Gilets jaunes et violences policières,Julian Assange : les médias portent le voile

Gilets jaunes et violences policières,Julian Assange : les médias portent le voile

Gilets jaunes : voile médiatique sur les violences policières

https://www.acrimed.org/Gilets-jaunes-voile-mediatique-sur-les-violences
par Frédéric Lemaire,

Lundi 17 décembre, Amnesty International publiait une enquête dénonçant « le recours excessif à la force par des policiers » pendant les manifestations des gilets jaunes, comprenant de nombreux témoignages de victimes et de secouristes, mais aussi de photographes et journalistes. L’ONG s’inquiète du nombre de blessés très élevé (1 407 manifestants, dont 46 grièvement selon les chiffres officiels), et de l’absence de toute réaction ou de remise en cause de la part des autorités face à un tel bilan. Cette enquête a fait l’objet d’une couverture médiatique quasi-nulle, qui témoigne du désintérêt des grands médias vis-à-vis des violences en manifestation… lorsqu’elles sont commises par la police.

C’est peu dire que l’enquête d’Amnesty International sur les violences policières a eu mauvaise presse. Publiée lundi 17 décembre, elle a fait l’objet de trois brèves le jour même (sur les sites de Libération, de RT France et de Reporterre) et trois le lendemain (sur les sites de LCI, Franceinfo et de Linfo.re). Et c’est tout, à l’heure où nous écrivons cet article.

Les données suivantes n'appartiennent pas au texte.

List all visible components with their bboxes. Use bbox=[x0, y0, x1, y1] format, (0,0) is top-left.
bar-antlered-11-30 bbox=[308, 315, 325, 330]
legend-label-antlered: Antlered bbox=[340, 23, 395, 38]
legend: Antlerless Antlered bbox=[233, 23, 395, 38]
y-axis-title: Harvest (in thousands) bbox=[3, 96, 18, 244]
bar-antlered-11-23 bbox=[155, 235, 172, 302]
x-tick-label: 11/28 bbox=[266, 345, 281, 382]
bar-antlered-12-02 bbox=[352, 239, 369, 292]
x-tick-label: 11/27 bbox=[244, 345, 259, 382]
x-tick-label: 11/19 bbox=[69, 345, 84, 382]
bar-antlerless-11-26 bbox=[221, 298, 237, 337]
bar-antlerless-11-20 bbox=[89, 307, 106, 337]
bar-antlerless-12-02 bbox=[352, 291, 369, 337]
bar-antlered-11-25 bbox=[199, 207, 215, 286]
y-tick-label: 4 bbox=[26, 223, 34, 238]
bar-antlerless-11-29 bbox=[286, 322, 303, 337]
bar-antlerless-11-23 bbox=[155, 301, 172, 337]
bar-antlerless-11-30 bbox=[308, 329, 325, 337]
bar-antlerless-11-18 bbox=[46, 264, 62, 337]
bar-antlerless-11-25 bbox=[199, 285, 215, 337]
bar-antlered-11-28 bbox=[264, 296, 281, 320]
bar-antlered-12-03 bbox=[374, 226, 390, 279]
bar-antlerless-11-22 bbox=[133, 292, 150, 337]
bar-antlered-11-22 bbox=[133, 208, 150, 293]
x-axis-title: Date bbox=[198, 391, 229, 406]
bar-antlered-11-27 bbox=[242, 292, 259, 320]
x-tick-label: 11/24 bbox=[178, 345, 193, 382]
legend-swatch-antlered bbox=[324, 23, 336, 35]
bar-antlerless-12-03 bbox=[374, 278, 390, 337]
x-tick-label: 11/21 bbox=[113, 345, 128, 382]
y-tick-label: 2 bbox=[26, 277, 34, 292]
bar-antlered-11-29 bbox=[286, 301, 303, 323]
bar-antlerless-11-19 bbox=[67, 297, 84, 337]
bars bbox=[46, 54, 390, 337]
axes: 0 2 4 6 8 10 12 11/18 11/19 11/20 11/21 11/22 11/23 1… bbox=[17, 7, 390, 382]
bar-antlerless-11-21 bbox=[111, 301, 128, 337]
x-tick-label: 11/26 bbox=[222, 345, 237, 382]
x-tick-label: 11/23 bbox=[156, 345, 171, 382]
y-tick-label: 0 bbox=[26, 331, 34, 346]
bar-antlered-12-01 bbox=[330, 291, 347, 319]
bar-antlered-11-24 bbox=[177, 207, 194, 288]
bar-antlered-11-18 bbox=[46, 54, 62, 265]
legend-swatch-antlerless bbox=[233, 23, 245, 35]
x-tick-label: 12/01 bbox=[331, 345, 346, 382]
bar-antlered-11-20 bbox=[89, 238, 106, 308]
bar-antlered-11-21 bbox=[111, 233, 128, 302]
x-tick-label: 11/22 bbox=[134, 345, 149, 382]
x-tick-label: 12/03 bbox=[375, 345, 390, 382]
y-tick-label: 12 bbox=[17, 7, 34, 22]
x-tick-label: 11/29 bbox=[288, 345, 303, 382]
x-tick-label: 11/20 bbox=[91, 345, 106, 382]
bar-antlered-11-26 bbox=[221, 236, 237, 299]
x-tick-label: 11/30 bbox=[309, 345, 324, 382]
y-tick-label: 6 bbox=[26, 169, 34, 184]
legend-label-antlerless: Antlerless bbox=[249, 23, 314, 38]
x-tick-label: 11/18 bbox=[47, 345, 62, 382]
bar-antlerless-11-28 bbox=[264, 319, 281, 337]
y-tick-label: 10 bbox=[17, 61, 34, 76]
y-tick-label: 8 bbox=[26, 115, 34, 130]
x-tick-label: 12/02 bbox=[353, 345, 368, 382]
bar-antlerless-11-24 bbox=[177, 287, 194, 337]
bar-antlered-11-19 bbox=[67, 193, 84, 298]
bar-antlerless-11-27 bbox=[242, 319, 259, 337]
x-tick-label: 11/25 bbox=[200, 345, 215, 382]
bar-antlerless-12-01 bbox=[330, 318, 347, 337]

Mention spéciale pour LCI, qui accompagne l’articulet dédié à l’enquête d’Amnesty d’un extrait vidéo plein d’à-propos… intitulé « comment la police a gagné en efficacité » :

Comme son titre l’indique, ce sujet (tiré du JT de 20h du samedi 8 décembre) détaille et justifie le dispositif répressif mis en place le jour même, et qui a conduit à plus de mille interpellations et plus de 200 blessés (soit un sixième du total des blessés sur l’ensemble du mouvement). Par volonté, peut-être, de « rééquilibrer » les informations de l’enquête d’Amnesty ?

« Mutisme » de la presse sur les violences policières ?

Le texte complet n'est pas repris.